With a federated data mesh infrastructure that allows access to high volumes of rich, interoperable data, a modernized public health surveillance system can deploy advanced analytics and novel technologies to optimize efficiency – all at sufficient scale to produce accurate, real-time insights.
1. Using natural language processing to analyze complex, unstructured data
A tremendous volume of valuable health data is buried in imaging files, lab reports, and clinical notes. Relatively recent advances in natural language processing (NLP) make it possible to analyze these types of unstructured data.
NLP enables computer systems to understand and interpret human language through topic modeling, sentiment analysis, and other techniques. By capturing complex linguistic relationships, NLP goes well beyond keyword searches to identify common themes or attitudes towards a particular topic from medical record notes, as well as social media data and other large, unstructured data sets.

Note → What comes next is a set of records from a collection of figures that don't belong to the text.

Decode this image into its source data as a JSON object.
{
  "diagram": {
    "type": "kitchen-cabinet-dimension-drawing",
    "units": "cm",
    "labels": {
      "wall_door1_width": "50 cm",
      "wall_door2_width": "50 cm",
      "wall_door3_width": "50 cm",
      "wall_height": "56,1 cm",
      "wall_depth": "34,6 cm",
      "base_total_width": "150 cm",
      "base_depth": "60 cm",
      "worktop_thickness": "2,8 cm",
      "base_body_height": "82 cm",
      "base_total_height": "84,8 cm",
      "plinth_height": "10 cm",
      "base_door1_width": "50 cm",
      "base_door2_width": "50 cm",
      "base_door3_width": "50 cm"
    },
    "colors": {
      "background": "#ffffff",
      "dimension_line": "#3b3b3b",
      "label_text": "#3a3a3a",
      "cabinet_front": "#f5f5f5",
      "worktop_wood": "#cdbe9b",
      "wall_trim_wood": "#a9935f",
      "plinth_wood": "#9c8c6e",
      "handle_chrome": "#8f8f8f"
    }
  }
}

In recent years, the performance of NLP has improved significantly through what’s known as transfer learning – that is, taking a well-honed model and using it to train a new model for a related task. Massive pre-trained language models such as Google’s BERT and OpenAI’s GPT-3 are driving the state of the art across the full range of NLP’s capabilities, enabling the development of more powerful models with less training data and computing resources.
To date, public health researchers have successfully employed NLP models to monitor flu-like symptoms mentioned on Twitter, identify public sentiment related to the COVID-19, and pursue other exciting studies. These applications only begin to scratch the surface of NLP’s potential – particularly when combined with a federated data infrastructure and extended interoperability – to revolutionize how public health surveillance is conducted on a national scale.
2. Large-scale modeling for robust, scenario-based insights
Agent-based modeling (ABM) is a computational method for simulating actions and interactions between people and their environment. Public health researchers use ABM to model disease transmission, social influences on health, health behavior outcomes, and evaluate the efficacy of interventions.
The utility of ABM depends on how well the environment and rules that govern agent behavior are understood. With more and better data, ABM simulations can be used to model increasingly complex scenarios.
For example, public health officials could:
- Examine the impact of immunization and introduction of new variants on community spread
- Identify at-risk populations
- Detect hotspots and conditions that promote the spread of the disease
- Proactively evaluate the efficacy and impact of prevention and control strategies
Powered by sufficiently rich data such as demographics, social determinants, vaccination status, geographic and other environmental data, sophisticated agent-based models can predict risk and outcomes, allowing agencies to effectively allocate resources in the interest of public health.